N Korea, Venezuela added to Trump’s banned states, Sudan removed

International passengers arrive at Washington Dulles International Airport in Dulles, Virginia, on June 26, 2017.

Citizens of Chad, Iran, Libya, North Korea, Somalia, Syria, Venezuela and Yemen will face new restrictions in travelling to the United States based on the latest proclamation signed by President Donald Trump.

The new rules, announced on Sunday, will go into effect on October 18.

The range of restrictions imposed on each state is different, for example in the case of Venezuela, only certain government officials and their families are affected.

They range from an indefinite ban on visas for citizens from countries such as Syria to more targeted restrictions. 

The Republican president’s ban has been challenged in courts and censured by human rights activists on multiple occasions.

"Making America Safe is my number one priority. We will not admit those into our country we cannot safely vet," Trump said in a tweet shortly after the proclamation was released.

On Friday, the president received policy recommendations from acting Secretary of Homeland Security Elaine Duke and was briefed by other administration officials, including Attorney General Jeff Sessions and Secretary of State Rex Tillerson, a White House aide told Reuters earlier in the day.

His former ban on travelers from Iran, Libya, Somalia, Syria and Yemen, which was enacted in March, expired on Sunday evening.

It was supposed to target those who lacked a "credible claim of a bona fide relationship with a person or entity in the United States."

'Same Muslim ban with cosmetic adjustments ​​​​​​'

US President Donald Trump speaks to the press at the White House in Washington, DC, on September 24, 2017 upon arrival from his New Jersey golf club. (Photo by AFP)

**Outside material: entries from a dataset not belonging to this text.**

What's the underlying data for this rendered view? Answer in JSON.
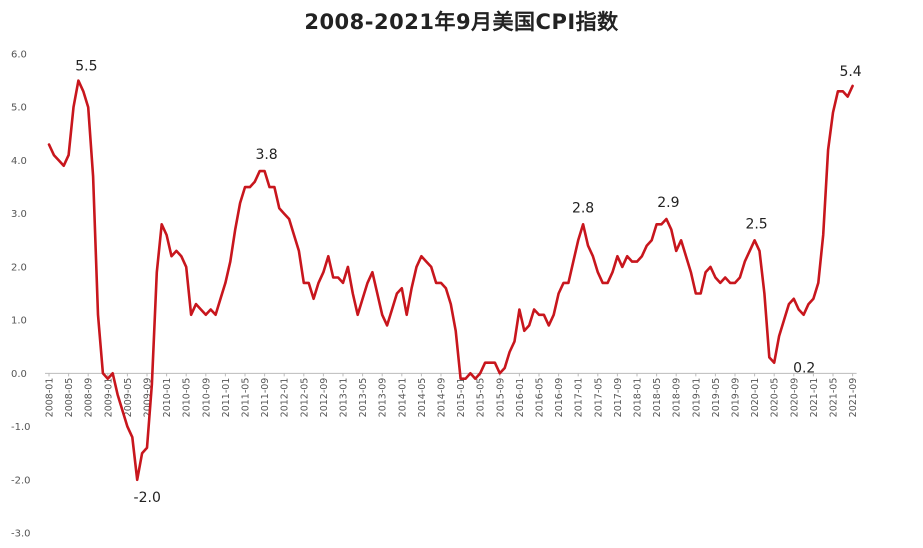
{
  "chart_data": {
    "type": "line",
    "title": "2008-2021年9月美国CPI指数",
    "xlabel": "",
    "ylabel": "",
    "ylim": [
      -3.0,
      6.0
    ],
    "yticks": [
      "6.0",
      "5.0",
      "4.0",
      "3.0",
      "2.0",
      "1.0",
      "0.0",
      "-1.0",
      "-2.0",
      "-3.0"
    ],
    "grid": false,
    "line_color": "#C8161D",
    "x_tick_labels": [
      "2008-01",
      "2008-05",
      "2008-09",
      "2009-01",
      "2009-05",
      "2009-09",
      "2010-01",
      "2010-05",
      "2010-09",
      "2011-01",
      "2011-05",
      "2011-09",
      "2012-01",
      "2012-05",
      "2012-09",
      "2013-01",
      "2013-05",
      "2013-09",
      "2014-01",
      "2014-05",
      "2014-09",
      "2015-01",
      "2015-05",
      "2015-09",
      "2016-01",
      "2016-05",
      "2016-09",
      "2017-01",
      "2017-05",
      "2017-09",
      "2018-01",
      "2018-05",
      "2018-09",
      "2019-01",
      "2019-05",
      "2019-09",
      "2020-01",
      "2020-05",
      "2020-09",
      "2021-01",
      "2021-05",
      "2021-09"
    ],
    "series": [
      {
        "name": "",
        "values": [
          4.3,
          4.1,
          4.0,
          3.9,
          4.1,
          5.0,
          5.5,
          5.3,
          5.0,
          3.7,
          1.1,
          0.0,
          -0.1,
          0.0,
          -0.4,
          -0.7,
          -1.0,
          -1.2,
          -2.0,
          -1.5,
          -1.4,
          -0.2,
          1.9,
          2.8,
          2.6,
          2.2,
          2.3,
          2.2,
          2.0,
          1.1,
          1.3,
          1.2,
          1.1,
          1.2,
          1.1,
          1.4,
          1.7,
          2.1,
          2.7,
          3.2,
          3.5,
          3.5,
          3.6,
          3.8,
          3.8,
          3.5,
          3.5,
          3.1,
          3.0,
          2.9,
          2.6,
          2.3,
          1.7,
          1.7,
          1.4,
          1.7,
          1.9,
          2.2,
          1.8,
          1.8,
          1.7,
          2.0,
          1.5,
          1.1,
          1.4,
          1.7,
          1.9,
          1.5,
          1.1,
          0.9,
          1.2,
          1.5,
          1.6,
          1.1,
          1.6,
          2.0,
          2.2,
          2.1,
          2.0,
          1.7,
          1.7,
          1.6,
          1.3,
          0.8,
          -0.1,
          -0.1,
          0.0,
          -0.1,
          0.0,
          0.2,
          0.2,
          0.2,
          0.0,
          0.1,
          0.4,
          0.6,
          1.2,
          0.8,
          0.9,
          1.2,
          1.1,
          1.1,
          0.9,
          1.1,
          1.5,
          1.7,
          1.7,
          2.1,
          2.5,
          2.8,
          2.4,
          2.2,
          1.9,
          1.7,
          1.7,
          1.9,
          2.2,
          2.0,
          2.2,
          2.1,
          2.1,
          2.2,
          2.4,
          2.5,
          2.8,
          2.8,
          2.9,
          2.7,
          2.3,
          2.5,
          2.2,
          1.9,
          1.5,
          1.5,
          1.9,
          2.0,
          1.8,
          1.7,
          1.8,
          1.7,
          1.7,
          1.8,
          2.1,
          2.3,
          2.5,
          2.3,
          1.5,
          0.3,
          0.2,
          0.7,
          1.0,
          1.3,
          1.4,
          1.2,
          1.1,
          1.3,
          1.4,
          1.7,
          2.6,
          4.2,
          4.9,
          5.3,
          5.3,
          5.2,
          5.4
        ]
      }
    ],
    "annotations": [
      {
        "label": "5.5",
        "x": "2008-07",
        "y": 5.5
      },
      {
        "label": "-2.0",
        "x": "2009-07",
        "y": -2.0
      },
      {
        "label": "3.8",
        "x": "2011-09",
        "y": 3.8
      },
      {
        "label": "2.8",
        "x": "2017-02",
        "y": 2.8
      },
      {
        "label": "2.9",
        "x": "2018-07",
        "y": 2.9
      },
      {
        "label": "2.5",
        "x": "2020-01",
        "y": 2.5
      },
      {
        "label": "0.2",
        "x": "2020-05",
        "y": 0.2
      },
      {
        "label": "5.4",
        "x": "2021-09",
        "y": 5.4
      }
    ]
  }
}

The new proclamation removes Sudan but adds Venezuela and North Korea, which have been engaged in bitter rows with the Trump administration recently.

"North Korea does not cooperate with the United States government in any respect and fails to satisfy all information-sharing requirements," the proclamation said.

Johnathan Smith, the legal director of the advocacy group Muslim Advocates, dismissed the new move as the "same Muslim ban" and an effort "to undermine our Constitution."

"Let us not be fooled by the administration's attempted tricks and semantics, this is still the same Muslim ban," he told the Associated Press. "The administration is once again making cosmetic adjustments to the Muslim ban in hopes that it will pass the barest possible definition of anything else; but they've failed again."

People from the six Muslim majority countries were banned from entering into the US for 90 days in the expiring ban.

Revised a few times, the ban originally followed 2016 campaign pledge by Trump for a “complete” shutdown of Muslims entering the US on the pretext of the so-called war on terror.